Un accoppiamento dettato da esigenze di impaginazione e dalla richiesta della casa editrice del Flegoni Mariotti che non voleva perdere l’occasione di figurare in una delle pagine più lette del nostro periodico.
Non l’avessimo mai fatto. Come sempre i fatti superano la nostra putrida fantasia.

I fatti. Veronda, @comune.verona.it

L’avvenente poeta Jack Wild è eletto rappresentante degli studenti e contemporaneamente lavora al front office della biblioteca civica. Gli viene fornito come da contratto un account di posta del comune di Verona. Ingenuamente il nostro poeta lo utilizza per mandare una mail al rettore Mazzucco come rappresentante degli studenti e quindi per motivi non lavorativi. I segugi sguinzagliati nella rete dall’amministrazione comunale lo beccano subito. La punizione comunale non si fa attendere e viene trasferito a lavorare a Firenze, certo non per sciacquare i panni in Arno.
La lengoa veneta è salva, un pericoloso estremista è stato punito, il comune di Veronda ha ripreso la sua verginità.

Stessa città, stesso account.
Il bruttino ex consigliere comunale, ex-fascista (ma non diteglielo) e ora capo degli autobus Max “Energia Pura” Mariotti chiude una lettera in carta intestata dell’Azienda dei trasporti salutando nel segno di Roma. È una goliardata di ottimo spessore; siamo tutti giallorossi.
Il capo dei biglietti dell’autobus utilizza la sua posta elettronica istituzionale per invitare i camerati ad una cena tricolore, in cui è “gradita la camicia nera”. Ovviamente. Come vai altrimenti ad una cena tricolore, con i pantaloni rossi, la giacca verde e i calzini bianchi? Su, non essere fuori moda!
Il goliardico Max “Gioca Jouer” Mariotti mette il logo della sua rivistina “Movimento” sulle divise degli stimatissimi accertatori di sosta (vedi ex-gialloni) per dargli quel tocco di istituzionale che mancava, stesso logo sul pregiatissimo calendario ufficiale dell’AMT. Graficamente, trattasi di un mix tra quello della X Mas (che non ha nulla a che vedere con il bianco natale, casomai con neri e infausti ricordi), le SS italiane e un finto leone della Serenissima.
Ora, associare quello che è capitato a Jack e le marachelle di Energy Max è forse eccessivo. Si tratta sicuramente di una fortuita coincidenza.
Ma se per caso ad ugual colpa dovessimo applicare ugual sanzione, il buon vecchio Max sarebbe già a Fiume a guidare vaporetti in camicia scura e con un tricolore storto sulla giacca. Magari seduto su un bel Labaro. Chissà se starebbe simpatico agli abitanti della croata Rijeka.

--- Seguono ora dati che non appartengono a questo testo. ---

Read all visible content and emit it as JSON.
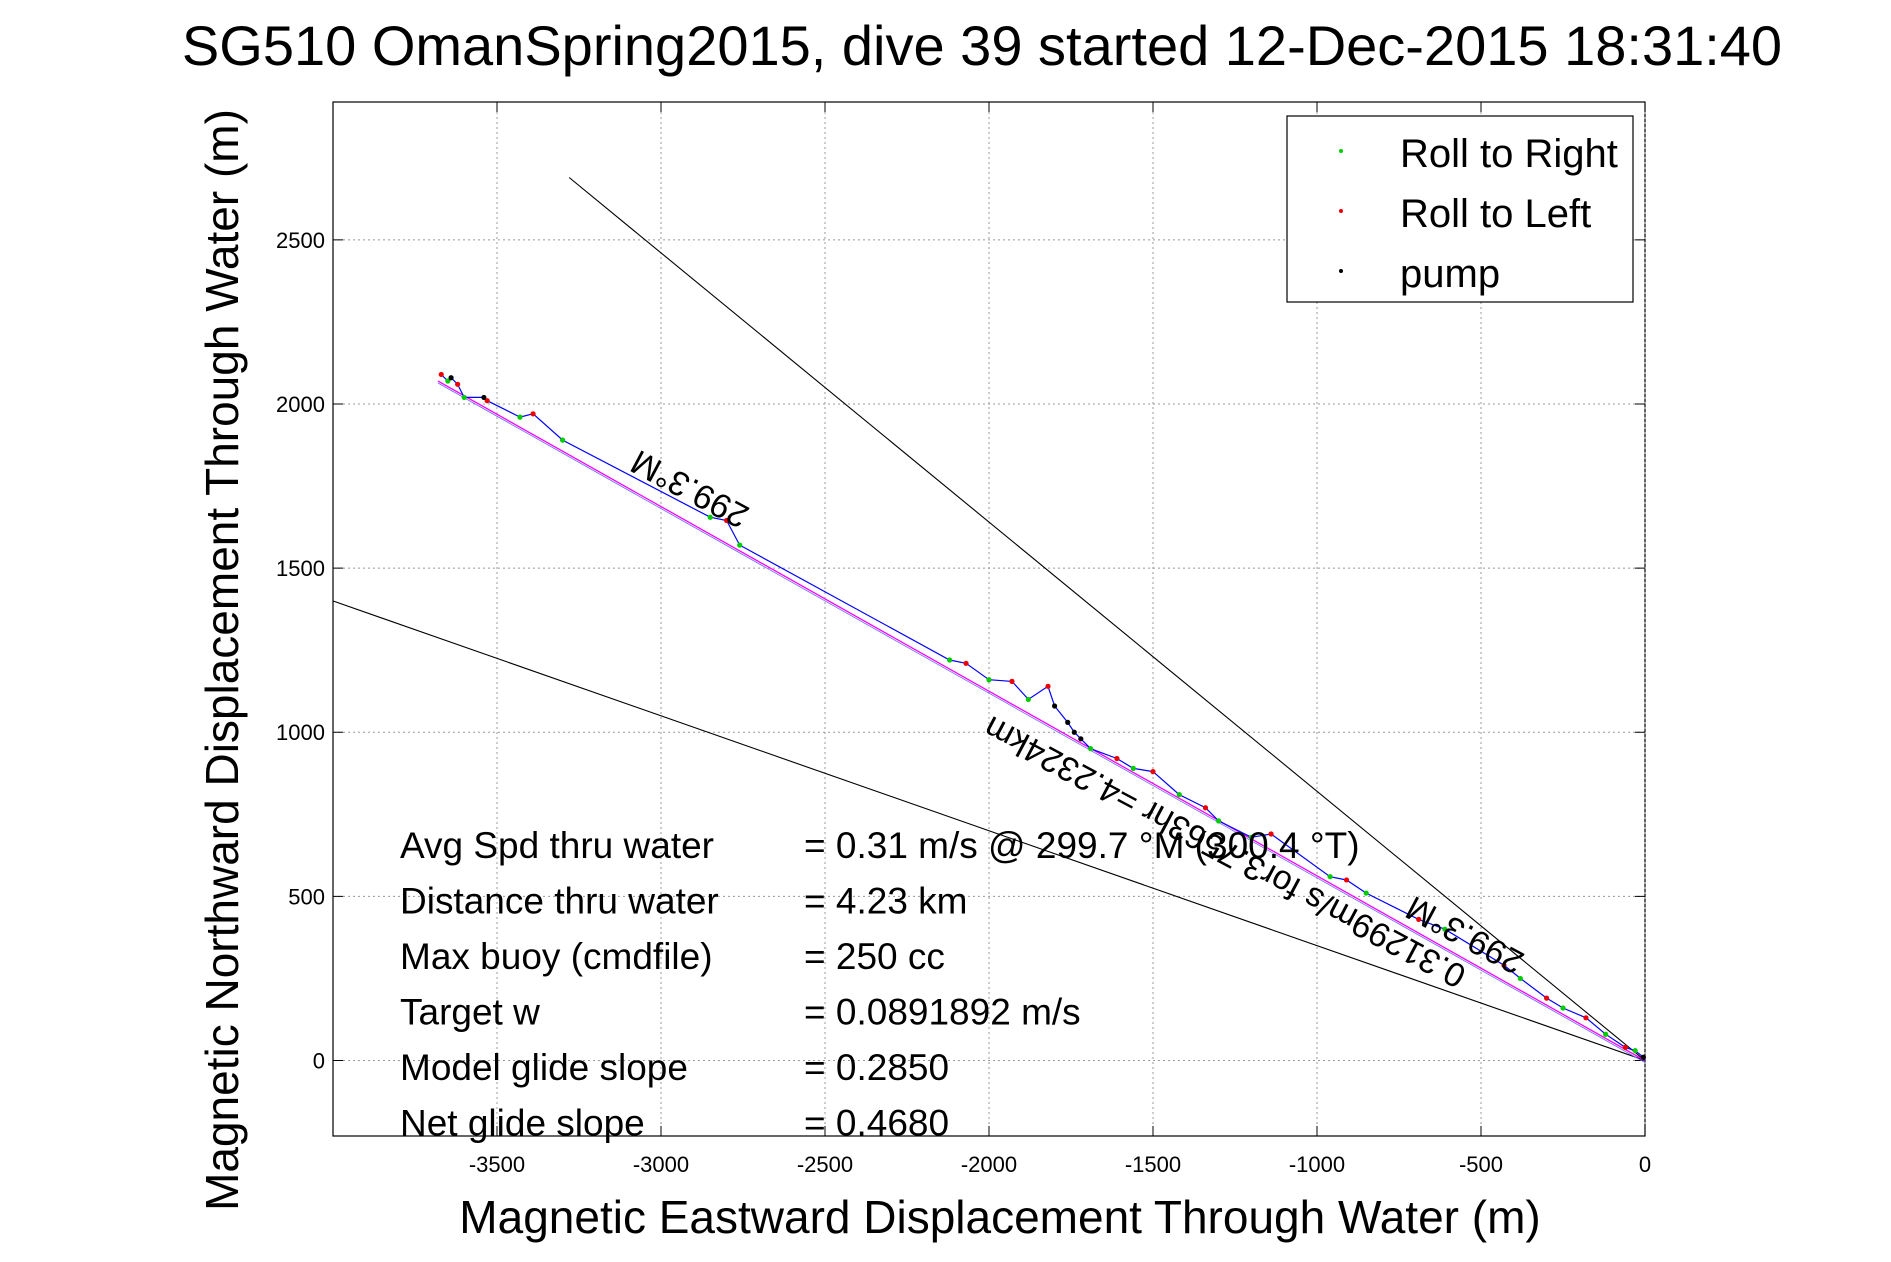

Altrimenti aspettiamo la nomina di Jack Wild a capo della forestale.

5 thoughts on “Into Jack Wild

  1. x Lily: intendi dire che il Mariotti é stato fortunato a non essere licenziato? Perché wild Jack non é dipendente comunale, ma bensì di una cooperativa che fornisce personale al comune, e non é stato licenziato proprio perché il suo contratto non lo permette. Ma non ti preoccupare, se fosse stato alle dipendenze della maraia verde-nero ora sarebbe per le vie della città a spargere curriculum.

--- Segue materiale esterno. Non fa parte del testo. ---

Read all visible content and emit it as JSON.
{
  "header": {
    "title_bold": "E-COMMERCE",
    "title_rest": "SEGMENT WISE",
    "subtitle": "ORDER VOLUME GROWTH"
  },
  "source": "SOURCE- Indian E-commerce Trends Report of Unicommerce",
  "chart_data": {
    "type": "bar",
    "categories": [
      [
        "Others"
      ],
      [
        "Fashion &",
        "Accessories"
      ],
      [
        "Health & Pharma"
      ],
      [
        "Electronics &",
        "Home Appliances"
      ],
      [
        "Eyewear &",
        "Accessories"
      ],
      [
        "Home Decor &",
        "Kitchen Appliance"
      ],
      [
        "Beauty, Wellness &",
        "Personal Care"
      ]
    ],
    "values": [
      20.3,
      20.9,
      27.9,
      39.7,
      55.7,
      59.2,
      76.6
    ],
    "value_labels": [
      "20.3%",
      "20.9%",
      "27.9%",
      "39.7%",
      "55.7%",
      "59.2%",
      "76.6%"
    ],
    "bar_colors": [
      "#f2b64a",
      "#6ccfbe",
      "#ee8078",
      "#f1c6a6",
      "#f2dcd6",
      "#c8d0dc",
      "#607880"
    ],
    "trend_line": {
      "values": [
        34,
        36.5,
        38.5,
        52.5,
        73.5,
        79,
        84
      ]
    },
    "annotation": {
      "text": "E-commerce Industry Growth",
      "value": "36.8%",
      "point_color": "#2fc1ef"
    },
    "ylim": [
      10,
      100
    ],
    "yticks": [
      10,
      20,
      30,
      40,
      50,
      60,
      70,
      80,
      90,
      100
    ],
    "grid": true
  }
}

  2. Uno dei miei pochi neuroni sani, oltre a pregarmi di non bruciarlo sabato sera, mi ha chiesto:
    ma El Magnifico Rettore Marzuccolo non e’ parte attiva di questa vicenda? e adesso cosa fa’? si pente e si duole? o se la ride e gode?
    Personalmente ho inviato una e-mail a El Magnifico,ma la risposta si sara’ persa o e’ stata intercettata da Saion.
    Con la presente colgo l’occasione per salutare Jack Wild Salbego, l’Arno, i suoi panni e Lombroso, augurando a tutti buon anno.
    PS per Max Energia Pura: Puoi appiccicare quello che vuoi sui calendari, sulle divise, sul bus, dietro la schiena dei controllori e sul cofano della tua auto, ma io in sei anni non ho mai pagato l’autobus!